Forgive me but, after his successful stint as the joker on the BBC’s “Question of Sport” team, every time I see him doing his day job as Walter Smith’s right hand man, I expect him to burst out laughing. It’s the smirk and the twinkle in his eye that prevents me from taking him seriously.

Fair enough, every football manager I’ve ever come across has had a sense of humour – wicked in some cases – but they can be deadly serious when they have to be.

Sam Allardyce and Peter Reid honed their wits in the same Bolton dressing room and can be hilarious company. But we’ve all seen TV footage of their paint-blistering dressing room rants and there’s no doubting who is the boss when they are around.

I believe Sir Alex Ferguson laughed - once – but, having seen first-hand how angry he can be if he’s having a bad day, I’d hate to be on the wrong end of one of his famous hairdryer blasts.

There is no doubting McCoist’s passion for Rangers Football Club – being their record goalscorer and all. He’d probably still be playing the clown on QoS if any other club but the Gers had come calling.

And he has certainly impressed the powers that be since his appointment as Smith’s assistant in January 2007 – so much so that Murray, who celebrated 20 years’ ownership of the Glasgow giants last weekend, sees him as a natural successor when Smith steps down – provided they’ve managed to end Celtic’s three-year dominance of the SPL.

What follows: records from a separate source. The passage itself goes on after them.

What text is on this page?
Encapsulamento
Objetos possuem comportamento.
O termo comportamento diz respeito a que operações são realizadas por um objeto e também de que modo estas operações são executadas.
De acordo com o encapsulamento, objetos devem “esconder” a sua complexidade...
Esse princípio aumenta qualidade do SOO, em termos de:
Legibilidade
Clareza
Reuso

“I would have thought, all things being equal, that he will become manager,” Murray said.

“If we are successful, if Walter is successful then the natural successor would be McCoist.”

Murray knows such a move would be questioned by those who only see McCoist as a comic character who brought hilarity to a popular TV show, but he believes that beneath the light-hearted public persona lies a fiercely ambitious individual: “You wouldn’t have thought of him as a manager 20 years ago, would you? But he has a very strong mentality, so why shouldn’t he become manager?”

Murray knows best, but, if I were a Rangers player copping for an earful after dropping a clanger in an Old Firm derby, I’d be inclined to take the Chuckle Brothers more seriously than Ally.